Scandinavia and the World
Scandinavia and the World

Comments #9857201:


uktana

0
Trans Fear 7 5, 7:31am

@RusA #9857151
Theres a strange local news that i read recently, that the Netherland goverment will send all their things in their museum, stuffs about Indonesia that they brought in their colonialism era, and i was thinking isn't that the British Museum that they were protesting about? Why the Netherland is the one who send their stuffs back to us

There's a movement now for all the old colonial powers to send back stuff they carted off from colonies when they were the local landlords. The items in the British Museum get most of the attention, but everyone was doing it back then, and some modern nations, like the Netherlands, are doing more about it than the UK. The two arguments are: on one hand, these items were stolen from those who created them and ought to be returned; on the other hand, if they're sent back, they'll just gather dust in some closet in Egypt or wherever, whereas in a major museum they can be seen and appreciated by the whole world.

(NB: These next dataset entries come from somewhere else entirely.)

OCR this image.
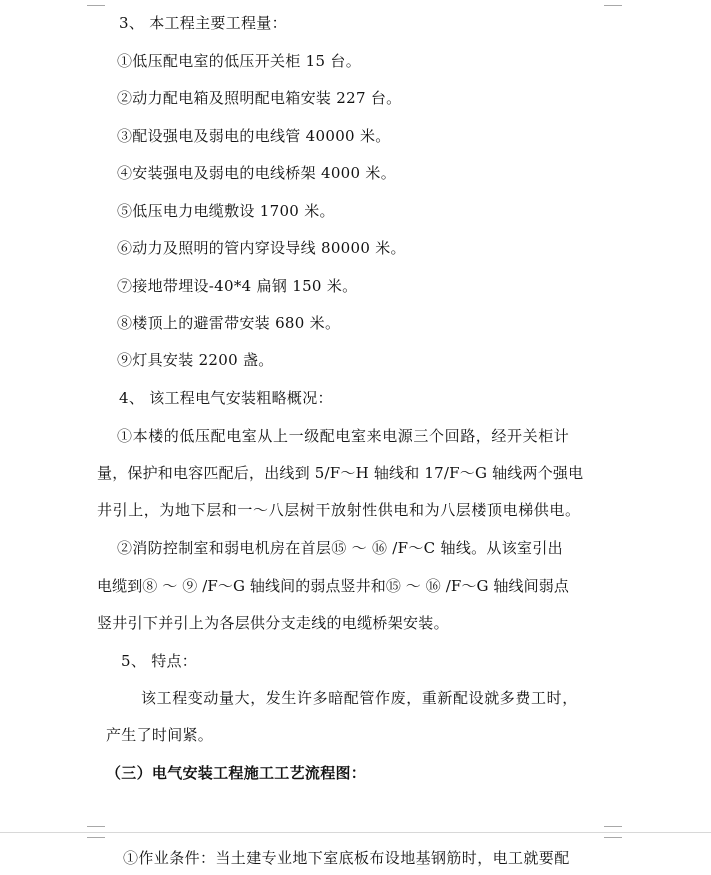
3、 本工程主要工程量：
①低压配电室的低压开关柜 15 台。
②动力配电箱及照明配电箱安装 227 台。
③配设强电及弱电的电线管 40000 米。
④安装强电及弱电的电线桥架 4000 米。
⑤低压电力电缆敷设 1700 米。
⑥动力及照明的管内穿设导线 80000 米。
⑦接地带埋设-40*4 扁钢 150 米。
⑧楼顶上的避雷带安装 680 米。
⑨灯具安装 2200 盏。
4、 该工程电气安装粗略概况：
①本楼的低压配电室从上一级配电室来电源三个回路，经开关柜计
量，保护和电容匹配后，出线到 5/F～H 轴线和 17/F～G 轴线两个强电
井引上，为地下层和一～八层树干放射性供电和为八层楼顶电梯供电。
②消防控制室和弱电机房在首层⑮ ～ ⑯ /F～C 轴线。从该室引出
电缆到⑧ ～ ⑨ /F～G 轴线间的弱点竖井和⑮ ～ ⑯ /F～G 轴线间弱点
竖井引下并引上为各层供分支走线的电缆桥架安装。
5、 特点：
该工程变动量大，发生许多暗配管作废，重新配设就多费工时，
产生了时间紧。
（三）电气安装工程施工工艺流程图：
①作业条件：当土建专业地下室底板布设地基钢筋时，电工就要配
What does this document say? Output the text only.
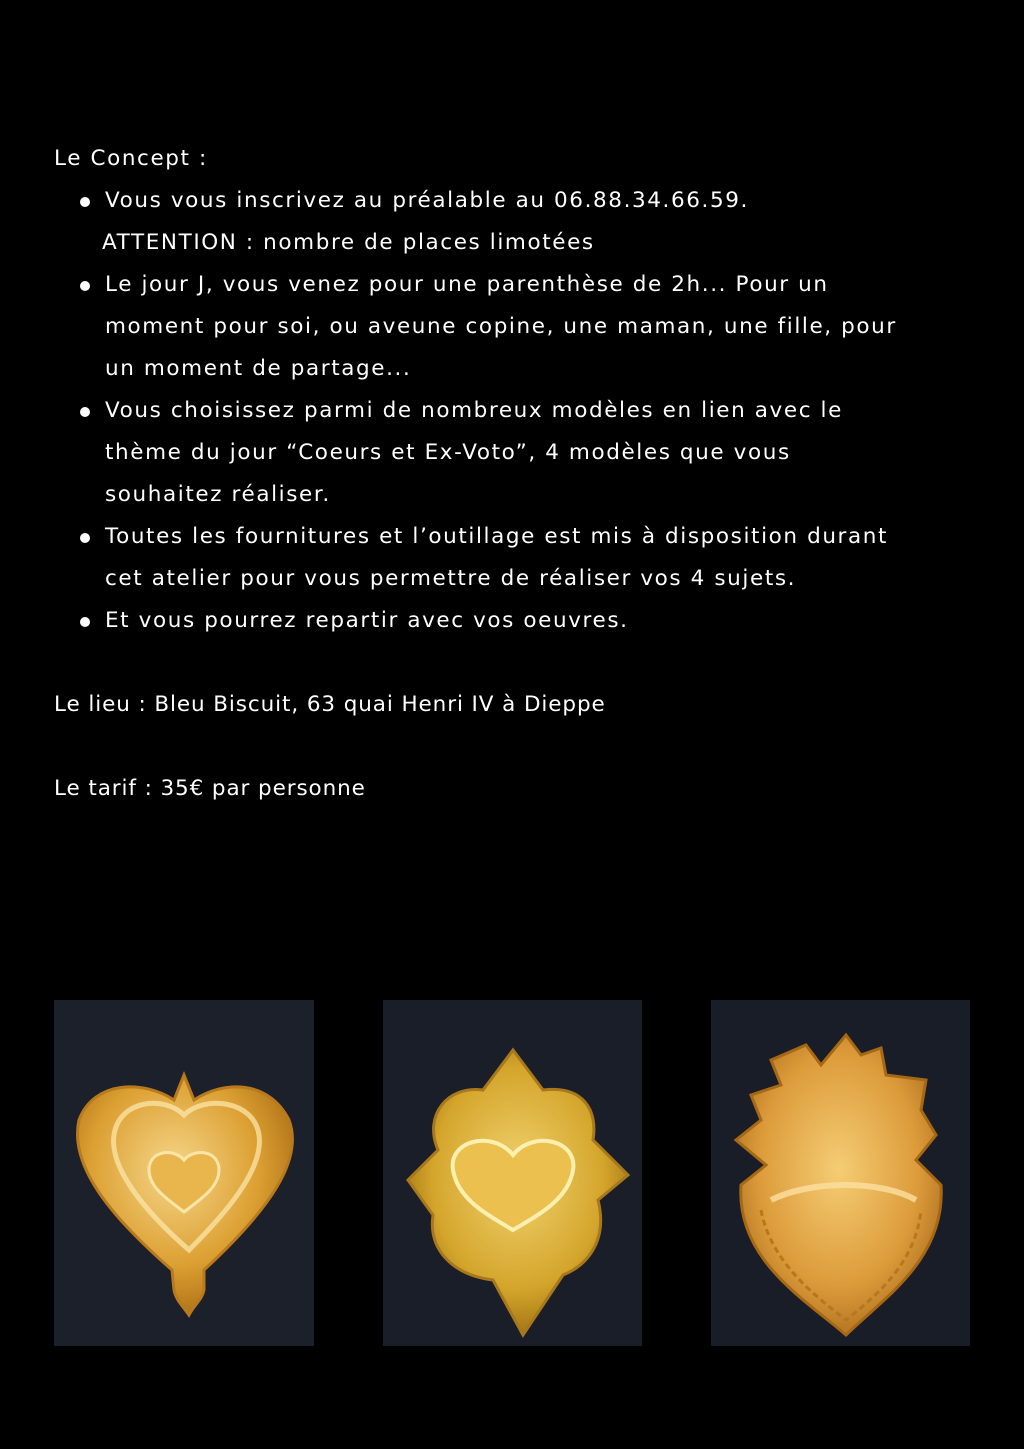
Le Concept :
Vous vous inscrivez au préalable au 06.88.34.66.59.
ATTENTION : nombre de places limotées
Le jour J, vous venez pour une parenthèse de 2h... Pour un
moment pour soi, ou aveune copine, une maman, une fille, pour
un moment de partage...
Vous choisissez parmi de nombreux modèles en lien avec le
thème du jour “Coeurs et Ex-Voto”, 4 modèles que vous
souhaitez réaliser.
Toutes les fournitures et l’outillage est mis à disposition durant
cet atelier pour vous permettre de réaliser vos 4 sujets.
Et vous pourrez repartir avec vos oeuvres.
Le lieu : Bleu Biscuit, 63 quai Henri IV à Dieppe
Le tarif : 35€ par personne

Our version of that is the Repatriation movement, about how Native American artifacts that are displayed in museums ought to be returned to the tribes they were taken from. This is especially important when it comes to ritual items and skeletons, because traditional ritual practice and connection to the ancestors are major parts of Indian culture. There's certainly a good deal of justice in this movement, but unfortunately it's been muddied by what some people call "category grifters". Those are the people who insist that because they belong to some category of people who have suffered awful things, they therefore ought to be given goodies that they haven't earned. One of the worst examples of this are cases of prehistoric skeletons being claimed by various contemporary Indian tribes that can't possibly have existed when that skeleton was walking around in flesh and blood several thousand years ago.

This is a general problem with dealing with Indian tribes, because the "tribe" is a political unit created by the U.S. government in, mostly, the 1800s. The Indians themselves divided up in a variety of ways, mostly based on ancestry, language, and culture. Some of these correspond to modern tribes and some don't. Especially in cases where small neighboring bands were fused together by the Bureau of Indian Affairs into a larger tribe that they could manage more efficiently - something like what the British did in Mesopotamia after WW 1 to create the nation of Iraq - it can be difficult to determine what belongs to whom.